Tells us how we should put our handbags in our grocery carts when shopping to preserve our shoulders. How we must strengthen our quads so we don’t end up in nursing homes, unable to take care of our own bathroom duties.

It’s a fun class. Really.

One morning, she said, “There are two kinds of people in the world: Vikings and temple dancers.”

We giggled. “Vikings are the people we hear above us in the weight room grunting and dropping dumbbells on the floor,” she said. “They like the taste of adrenaline. They want to lift, sweat, and pump iron.”

“Then there are those of us who are temple dancers,” she said. “We like to bend, stretch, and feel the gentle flood of endorphins.”

“It would be good for the Vikings to dance and the temple dancers to lift weights,” she said. “But we have our preferences. We start with our strengths.”

what a feeling as seen at Sears

My Y-appointed trainer wants me to go to the Body Blitz class. Add the Muscle Pump hour. Do something called CORE in all caps.

Says it will help me “burn” faster. Speed up my metabolism. Thinks yoga is all cardio and no resistance. I’m avoiding her for the time being.
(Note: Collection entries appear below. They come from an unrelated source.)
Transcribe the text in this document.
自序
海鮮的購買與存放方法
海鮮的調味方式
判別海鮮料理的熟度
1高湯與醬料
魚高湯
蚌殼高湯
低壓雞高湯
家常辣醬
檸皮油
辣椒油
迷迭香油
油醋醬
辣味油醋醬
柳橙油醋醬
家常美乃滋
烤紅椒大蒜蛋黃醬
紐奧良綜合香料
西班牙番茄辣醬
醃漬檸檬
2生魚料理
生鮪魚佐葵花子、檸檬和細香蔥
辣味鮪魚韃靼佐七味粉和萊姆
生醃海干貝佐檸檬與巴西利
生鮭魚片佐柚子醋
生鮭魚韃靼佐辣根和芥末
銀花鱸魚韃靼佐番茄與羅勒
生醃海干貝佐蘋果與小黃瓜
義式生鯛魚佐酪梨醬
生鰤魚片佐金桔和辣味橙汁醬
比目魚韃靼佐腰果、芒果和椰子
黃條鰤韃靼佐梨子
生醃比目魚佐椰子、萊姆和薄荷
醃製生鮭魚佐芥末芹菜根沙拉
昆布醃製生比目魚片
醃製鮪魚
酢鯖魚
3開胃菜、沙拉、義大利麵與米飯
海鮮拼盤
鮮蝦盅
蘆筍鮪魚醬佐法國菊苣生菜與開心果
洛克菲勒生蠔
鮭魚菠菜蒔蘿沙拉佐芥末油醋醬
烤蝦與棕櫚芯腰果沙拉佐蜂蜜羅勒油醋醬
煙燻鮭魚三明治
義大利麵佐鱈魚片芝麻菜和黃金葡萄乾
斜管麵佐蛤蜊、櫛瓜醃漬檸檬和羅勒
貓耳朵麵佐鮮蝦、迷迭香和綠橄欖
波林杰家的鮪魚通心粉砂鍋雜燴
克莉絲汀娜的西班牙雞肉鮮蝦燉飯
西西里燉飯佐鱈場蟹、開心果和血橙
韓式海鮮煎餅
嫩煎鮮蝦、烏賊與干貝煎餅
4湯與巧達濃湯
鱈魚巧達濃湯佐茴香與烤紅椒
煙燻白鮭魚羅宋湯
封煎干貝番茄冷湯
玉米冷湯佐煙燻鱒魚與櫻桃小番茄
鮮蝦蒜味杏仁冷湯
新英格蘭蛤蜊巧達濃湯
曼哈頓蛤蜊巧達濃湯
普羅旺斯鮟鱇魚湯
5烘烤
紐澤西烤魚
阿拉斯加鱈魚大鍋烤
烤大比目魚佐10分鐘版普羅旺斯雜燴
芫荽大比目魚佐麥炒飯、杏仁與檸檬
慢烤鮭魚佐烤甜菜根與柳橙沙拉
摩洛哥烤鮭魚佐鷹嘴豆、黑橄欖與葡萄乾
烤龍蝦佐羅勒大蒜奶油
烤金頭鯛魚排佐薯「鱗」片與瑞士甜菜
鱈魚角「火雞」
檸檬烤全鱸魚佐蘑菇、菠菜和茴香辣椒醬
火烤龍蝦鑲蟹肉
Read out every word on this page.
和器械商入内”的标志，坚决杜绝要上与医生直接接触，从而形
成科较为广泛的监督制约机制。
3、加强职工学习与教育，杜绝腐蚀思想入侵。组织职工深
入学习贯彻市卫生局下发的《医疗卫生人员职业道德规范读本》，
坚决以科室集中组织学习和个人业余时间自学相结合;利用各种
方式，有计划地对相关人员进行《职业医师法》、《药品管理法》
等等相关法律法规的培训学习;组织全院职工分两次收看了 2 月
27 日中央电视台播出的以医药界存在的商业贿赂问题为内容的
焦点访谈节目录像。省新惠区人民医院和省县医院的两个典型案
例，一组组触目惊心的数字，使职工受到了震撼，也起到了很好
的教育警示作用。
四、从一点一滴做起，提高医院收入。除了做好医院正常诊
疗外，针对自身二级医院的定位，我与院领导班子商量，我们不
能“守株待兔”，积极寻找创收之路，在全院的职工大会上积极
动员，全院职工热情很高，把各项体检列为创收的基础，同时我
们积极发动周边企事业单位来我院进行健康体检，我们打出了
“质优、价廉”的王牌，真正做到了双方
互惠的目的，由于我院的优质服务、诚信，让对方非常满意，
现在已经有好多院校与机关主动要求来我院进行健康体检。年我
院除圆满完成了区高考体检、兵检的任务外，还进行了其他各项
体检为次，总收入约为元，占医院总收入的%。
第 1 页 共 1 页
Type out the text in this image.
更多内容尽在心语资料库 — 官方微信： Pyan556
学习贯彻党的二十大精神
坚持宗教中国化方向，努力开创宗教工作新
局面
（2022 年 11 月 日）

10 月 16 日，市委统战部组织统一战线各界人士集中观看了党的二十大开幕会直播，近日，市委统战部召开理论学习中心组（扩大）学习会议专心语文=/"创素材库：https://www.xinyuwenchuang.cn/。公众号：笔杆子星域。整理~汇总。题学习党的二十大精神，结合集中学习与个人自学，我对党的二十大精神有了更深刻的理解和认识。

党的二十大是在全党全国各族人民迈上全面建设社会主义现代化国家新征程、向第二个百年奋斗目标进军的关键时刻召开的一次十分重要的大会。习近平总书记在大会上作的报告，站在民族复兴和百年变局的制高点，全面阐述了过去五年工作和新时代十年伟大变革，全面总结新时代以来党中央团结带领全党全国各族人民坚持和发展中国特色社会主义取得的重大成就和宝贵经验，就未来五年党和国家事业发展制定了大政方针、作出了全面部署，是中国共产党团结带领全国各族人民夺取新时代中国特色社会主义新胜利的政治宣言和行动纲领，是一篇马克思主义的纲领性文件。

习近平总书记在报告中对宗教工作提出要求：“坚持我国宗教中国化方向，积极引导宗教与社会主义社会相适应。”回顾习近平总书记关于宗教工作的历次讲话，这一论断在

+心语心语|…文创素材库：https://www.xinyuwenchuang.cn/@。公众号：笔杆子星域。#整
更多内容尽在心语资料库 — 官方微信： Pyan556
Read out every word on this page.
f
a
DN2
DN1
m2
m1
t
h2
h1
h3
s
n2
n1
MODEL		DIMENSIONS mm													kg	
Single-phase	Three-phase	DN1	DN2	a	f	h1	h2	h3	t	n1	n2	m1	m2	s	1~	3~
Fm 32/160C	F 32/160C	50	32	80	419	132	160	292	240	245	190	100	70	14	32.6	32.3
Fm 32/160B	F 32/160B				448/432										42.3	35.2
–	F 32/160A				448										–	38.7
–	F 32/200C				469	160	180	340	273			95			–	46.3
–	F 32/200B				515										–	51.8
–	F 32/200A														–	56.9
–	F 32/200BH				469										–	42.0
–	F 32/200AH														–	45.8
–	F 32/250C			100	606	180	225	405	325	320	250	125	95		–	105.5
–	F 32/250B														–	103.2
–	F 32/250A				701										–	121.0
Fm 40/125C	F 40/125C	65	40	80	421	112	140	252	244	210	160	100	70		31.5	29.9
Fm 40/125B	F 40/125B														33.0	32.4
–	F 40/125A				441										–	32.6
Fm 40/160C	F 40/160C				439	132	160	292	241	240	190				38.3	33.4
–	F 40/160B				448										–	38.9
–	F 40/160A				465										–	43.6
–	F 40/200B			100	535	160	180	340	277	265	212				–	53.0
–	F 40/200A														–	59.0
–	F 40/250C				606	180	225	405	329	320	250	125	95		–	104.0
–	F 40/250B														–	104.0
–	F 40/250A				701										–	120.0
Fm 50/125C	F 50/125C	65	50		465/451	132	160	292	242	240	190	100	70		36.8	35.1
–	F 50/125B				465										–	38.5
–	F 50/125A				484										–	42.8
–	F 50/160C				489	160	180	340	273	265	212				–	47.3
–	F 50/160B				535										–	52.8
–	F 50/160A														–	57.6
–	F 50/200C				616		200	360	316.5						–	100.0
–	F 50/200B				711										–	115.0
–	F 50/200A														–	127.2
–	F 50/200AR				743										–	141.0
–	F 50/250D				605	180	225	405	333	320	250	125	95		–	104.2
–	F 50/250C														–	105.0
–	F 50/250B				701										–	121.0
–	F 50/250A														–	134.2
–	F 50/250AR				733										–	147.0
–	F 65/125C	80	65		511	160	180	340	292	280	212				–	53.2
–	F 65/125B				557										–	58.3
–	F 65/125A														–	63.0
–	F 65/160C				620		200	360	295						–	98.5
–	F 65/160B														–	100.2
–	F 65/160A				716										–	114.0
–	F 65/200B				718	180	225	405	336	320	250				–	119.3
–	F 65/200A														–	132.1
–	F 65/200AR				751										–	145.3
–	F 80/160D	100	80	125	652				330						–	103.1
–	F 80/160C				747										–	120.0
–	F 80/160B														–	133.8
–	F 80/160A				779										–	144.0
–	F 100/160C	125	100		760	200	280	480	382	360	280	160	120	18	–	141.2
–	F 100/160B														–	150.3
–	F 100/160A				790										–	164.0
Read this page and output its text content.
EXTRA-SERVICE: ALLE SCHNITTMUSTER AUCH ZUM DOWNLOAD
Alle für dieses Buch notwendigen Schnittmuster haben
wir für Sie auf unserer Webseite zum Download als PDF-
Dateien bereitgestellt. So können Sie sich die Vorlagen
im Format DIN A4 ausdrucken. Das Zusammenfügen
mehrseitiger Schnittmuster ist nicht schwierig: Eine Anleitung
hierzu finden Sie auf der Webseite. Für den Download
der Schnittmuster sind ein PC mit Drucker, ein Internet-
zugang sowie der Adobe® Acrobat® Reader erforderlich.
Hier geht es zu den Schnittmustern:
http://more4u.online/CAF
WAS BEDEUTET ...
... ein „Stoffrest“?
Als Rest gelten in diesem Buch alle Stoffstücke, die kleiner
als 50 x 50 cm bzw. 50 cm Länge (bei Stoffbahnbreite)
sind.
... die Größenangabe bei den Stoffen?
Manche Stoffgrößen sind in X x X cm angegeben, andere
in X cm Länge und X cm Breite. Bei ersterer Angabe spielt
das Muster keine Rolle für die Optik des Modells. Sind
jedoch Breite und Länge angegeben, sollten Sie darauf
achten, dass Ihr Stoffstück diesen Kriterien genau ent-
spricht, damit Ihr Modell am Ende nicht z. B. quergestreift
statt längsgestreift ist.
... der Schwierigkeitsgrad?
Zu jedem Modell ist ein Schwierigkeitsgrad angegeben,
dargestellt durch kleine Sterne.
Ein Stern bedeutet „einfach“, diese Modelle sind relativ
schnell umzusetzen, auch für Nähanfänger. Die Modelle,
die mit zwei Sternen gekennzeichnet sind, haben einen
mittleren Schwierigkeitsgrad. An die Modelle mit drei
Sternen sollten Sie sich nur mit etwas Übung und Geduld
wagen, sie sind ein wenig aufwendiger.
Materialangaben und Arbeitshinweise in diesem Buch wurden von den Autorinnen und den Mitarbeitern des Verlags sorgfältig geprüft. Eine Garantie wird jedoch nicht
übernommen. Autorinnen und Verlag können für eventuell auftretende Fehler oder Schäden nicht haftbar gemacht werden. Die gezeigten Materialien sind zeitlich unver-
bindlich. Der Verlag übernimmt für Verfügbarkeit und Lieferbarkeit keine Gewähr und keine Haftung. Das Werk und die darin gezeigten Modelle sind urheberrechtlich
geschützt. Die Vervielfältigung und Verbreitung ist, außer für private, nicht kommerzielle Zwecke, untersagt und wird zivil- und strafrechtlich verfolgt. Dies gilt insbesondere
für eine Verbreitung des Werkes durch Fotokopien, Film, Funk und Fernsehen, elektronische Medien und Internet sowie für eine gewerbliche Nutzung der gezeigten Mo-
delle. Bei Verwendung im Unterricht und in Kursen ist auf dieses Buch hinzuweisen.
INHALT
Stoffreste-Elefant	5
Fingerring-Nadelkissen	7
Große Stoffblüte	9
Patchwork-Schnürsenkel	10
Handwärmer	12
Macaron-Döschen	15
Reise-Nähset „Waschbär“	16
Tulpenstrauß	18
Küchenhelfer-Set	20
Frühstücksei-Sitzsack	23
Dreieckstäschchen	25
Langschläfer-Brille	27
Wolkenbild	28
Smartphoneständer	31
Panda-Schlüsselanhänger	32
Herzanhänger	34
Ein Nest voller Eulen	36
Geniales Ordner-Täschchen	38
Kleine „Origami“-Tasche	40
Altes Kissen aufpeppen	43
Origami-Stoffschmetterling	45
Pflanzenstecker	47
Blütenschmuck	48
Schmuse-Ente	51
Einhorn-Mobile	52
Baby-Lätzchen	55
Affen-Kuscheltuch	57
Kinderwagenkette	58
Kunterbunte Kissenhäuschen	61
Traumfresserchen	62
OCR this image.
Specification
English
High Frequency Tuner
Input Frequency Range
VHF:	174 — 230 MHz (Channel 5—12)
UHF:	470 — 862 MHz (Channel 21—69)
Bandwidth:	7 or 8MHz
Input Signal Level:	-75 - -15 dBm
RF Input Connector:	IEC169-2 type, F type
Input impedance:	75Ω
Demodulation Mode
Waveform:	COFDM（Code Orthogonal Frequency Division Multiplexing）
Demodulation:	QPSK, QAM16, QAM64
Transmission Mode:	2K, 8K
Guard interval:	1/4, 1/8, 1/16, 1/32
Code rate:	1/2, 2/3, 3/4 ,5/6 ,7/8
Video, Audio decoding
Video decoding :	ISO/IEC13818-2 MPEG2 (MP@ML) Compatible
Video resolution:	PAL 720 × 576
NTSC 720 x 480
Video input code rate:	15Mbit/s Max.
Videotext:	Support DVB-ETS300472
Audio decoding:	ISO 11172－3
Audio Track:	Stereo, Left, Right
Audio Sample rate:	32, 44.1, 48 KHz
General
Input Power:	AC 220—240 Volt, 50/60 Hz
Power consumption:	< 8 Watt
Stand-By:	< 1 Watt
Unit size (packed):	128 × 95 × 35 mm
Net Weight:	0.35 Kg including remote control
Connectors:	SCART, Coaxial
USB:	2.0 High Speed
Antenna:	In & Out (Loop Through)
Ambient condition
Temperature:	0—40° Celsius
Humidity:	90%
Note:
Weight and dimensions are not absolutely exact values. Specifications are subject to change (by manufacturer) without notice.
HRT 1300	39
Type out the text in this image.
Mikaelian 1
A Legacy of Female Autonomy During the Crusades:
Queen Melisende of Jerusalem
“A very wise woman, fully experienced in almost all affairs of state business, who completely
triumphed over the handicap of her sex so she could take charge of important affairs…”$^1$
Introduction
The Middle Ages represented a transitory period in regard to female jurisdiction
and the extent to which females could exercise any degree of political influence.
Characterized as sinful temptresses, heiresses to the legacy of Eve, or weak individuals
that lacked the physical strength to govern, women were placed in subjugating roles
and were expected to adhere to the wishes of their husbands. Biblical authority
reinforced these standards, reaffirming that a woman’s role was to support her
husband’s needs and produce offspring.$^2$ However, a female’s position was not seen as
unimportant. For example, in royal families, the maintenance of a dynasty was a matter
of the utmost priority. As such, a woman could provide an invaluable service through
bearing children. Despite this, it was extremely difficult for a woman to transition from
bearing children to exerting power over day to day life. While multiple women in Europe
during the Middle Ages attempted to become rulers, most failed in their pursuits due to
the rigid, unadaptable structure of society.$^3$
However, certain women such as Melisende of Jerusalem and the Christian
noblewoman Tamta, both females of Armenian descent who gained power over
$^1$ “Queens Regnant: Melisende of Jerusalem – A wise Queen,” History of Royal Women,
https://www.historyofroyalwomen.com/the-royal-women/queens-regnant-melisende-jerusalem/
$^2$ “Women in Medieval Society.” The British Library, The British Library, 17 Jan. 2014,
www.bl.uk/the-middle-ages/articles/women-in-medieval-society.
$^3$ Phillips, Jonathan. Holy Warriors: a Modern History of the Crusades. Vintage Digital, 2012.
I pine for chiseled arms like Linda Hamilton’s in Terminator, so I may add weights. Vanity, oh vanity. But my metabolism is fast enough already.

And there’s a lot of resistance in yoga and pilates. It’s nuanced. You push against your own body rather than a free weight or machine.

It’s like a dance with yourself. A temple dance of bending, stretching, and wonderful, glorious endorphins.

You did it: You changed wild lament
into whirling dance;
You ripped off my black mourning band
and decked me with wildflowers.
I’m about to burst with song;
I can’t keep quiet about You.
God, my God,
I can’t thank you enough. Psalm 30:11-12 The Message

Dancing with Myself by Nouvelle Vague. If you’re used to the Billy Idol version of this song, you’re in for a treat with Nouvelle Vague’s cover. Fantastique!

Disclaimer: In case it isn’t blatantly obvious to you, I’m not an authority in health or fitness. I write of my own experiences and impressions. Nothing here should be construed as health, fitness, or medical advice.